Zinc-based coatings can protect steel surfaces through two different mechanisms: the barrier protection and sacrificial protection. Alloying with 9-15% Nickel and the recently developed Zinc-Nickel Compositionally Modulated Multilayer Coatings CMMCs have been identified to offer great enhancement in the performance of electrodeposited zinc-based coatings. However, there are continuing industrial and scientific interests to develop improved protective coatings.
Nickel-Phosphorus coatings have been extensively implemented for industrial parts protection against wear and corrosion. This is reference to their superior attributes. Two methods have been adopted for producing Ni-P coatings; electrodeposition and electroless deposition. Although electroless deposition has been extensively implemented for the deposition of high quality thin coatings, electrodeposition is suitable for developing thick coatings owing to the high deposition rate.
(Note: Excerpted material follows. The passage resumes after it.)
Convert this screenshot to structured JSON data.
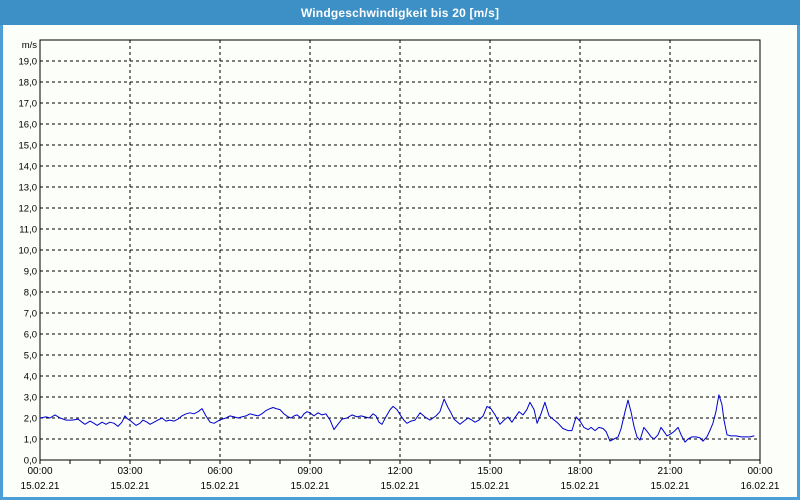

Ni-P coatings can be used together with Zn-Ni sacrificial coatings to come up with multilayer coatings aiming at enhancing barrier attributes. Recently Ni-P/Zn-Ni compositionally modulated multilayer coatings have prepared via dual bath deposition method: Zn-Ni layers were electrodeposited while the Ni-P layers were deposited through the electroless method. The results indicated that the corrosion resistance of the resulted coating had a considerable edge over that of monolayers of Ni-P and Zn-Ni.
Unfortunately, the dual bath deposition process was found to be time consuming and only limited layers could be deposited. In addition, there was a possibility of solution contamination and substrate passivation. Therefore, Behrouz Bahadormanesh and Mohammad Ghorbani at Sharif University of Technology studied the effects of bath composition and deposition variables on the electrodeposition of Zn-Ni-P alloys. This was in a bid to develop a single bath capable of deposition of both Ni-P and Zn-Ni alloys as well as Ni-P/Zn-Ni compositionally modulated multilayer coatings. Their research work is published in peer-reviewed journal, Electrochemistry Communications.
The basis for the development of the bath was a large increase in the nickel deposition rate as compared to that of zinc at low deposition overpotentials in conjunction with the impossibility of codeposition of zinc with phosphorus.
The authors carried out a series of deposition process using different compositions of Zn-Ni and Zn-Ni-P baths and various current densities and bath temperatures. The overall Ni-P/Zn-Ni CMMC should have been sacrificial to the steel substrate and this criterion also was applied for the Zn-Ni layers of the CMMC.
Bahadormanesh and Ghorbani were able to develop a single bath for electrodeposition of Ni-P/Zn-Ni compositionally modulated multilayer coatings and determined appropriate deposition conditions. Although zinc ions concentration in the developed bath was much higher than that of nickel ions, the presence of sodium hypophosphite in the bath along with the deposition of phosphorus, efficiently inhibited codeposition of zinc at low overpotentials. This led to a deposit, which was nearly all Ni-P. Moreover, at higher current densities, the bath deposited a Zn-Ni alloy with 3.2wt% P. The authors found that the overall Ni-P/Zn-Ni compositionally modulated multilayer coatings was also sacrificial to the steel substrate.
Behrouz Bahadormanesh and Mohammad Ghorbani. Electrodeposition of Zn–Ni–P compositionally modulated multilayer coatings: An attempt to deposit Ni–P and Zn–Ni alloys from a single bath. Electrochemistry Communications, volume 81 (2017), pages 93–96.